GLib integration for the Python asyncio event loop

As an evening project, I've been working on a small library that integrates the GLib main loop with Python's asyncio. I think I've gotten to the point where it might be useful to other people, so have pushed it up here: https://github.com/jhenstridge/asyncio-glib This isn't the only attempt to integrate the two event loops, but the other I found (Gbulb) is unmaintained and seems to reimplement a fair bit of the asyncio (e.g. it has its own transport classes). So I thought I'd see if I could write something smaller and more maintainable, reusing as much code from the standard library as possible. My first step was writing an implementation of the selectors.BaseSelector interface in terms of the GLib main loop.
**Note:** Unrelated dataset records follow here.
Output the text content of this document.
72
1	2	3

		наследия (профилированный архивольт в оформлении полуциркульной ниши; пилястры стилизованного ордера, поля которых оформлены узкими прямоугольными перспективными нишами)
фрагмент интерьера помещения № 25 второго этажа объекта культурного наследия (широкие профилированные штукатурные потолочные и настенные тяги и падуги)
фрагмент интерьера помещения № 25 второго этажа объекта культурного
The select() method just runs a GMainLoop with a custom source that will quit the loop if any of the file descriptors are ready, or the timeout is reached. For the asyncio event loop, I was able to reuse the standard library asyncio.SelectorEventLoop with my new selector. In action, it looks something like this: Let the GMainLoop spin until any asyncio events come in. Return control to the asyncio event loop to process those events. Repeat As far as testing goes, the Python standard library comes with a suite of tests parameterised on an event loop implementation. So I've just reused that as the bulk of my test suite, and done the same with the selector tests. There are a handful of test failures I still need to diagnose, but for the most part things just work. Making an asyncio application use this event loop is simple: import asyncio import asyncio_glib asyncio.set_event_loop_policy(asyncio_glib.GLibEventLoopPolicy()) The main limitation of this code is that it relies on asyncio running the GLib main loop. If some other piece of code runs the main loop, asyncio callbacks will not be triggered and will probably lead to busy looping. This isn't a problem my project (an asyncio server making use of GStreamer), but would be a problem for e.g. a graphical application calling gtk_dialog_run().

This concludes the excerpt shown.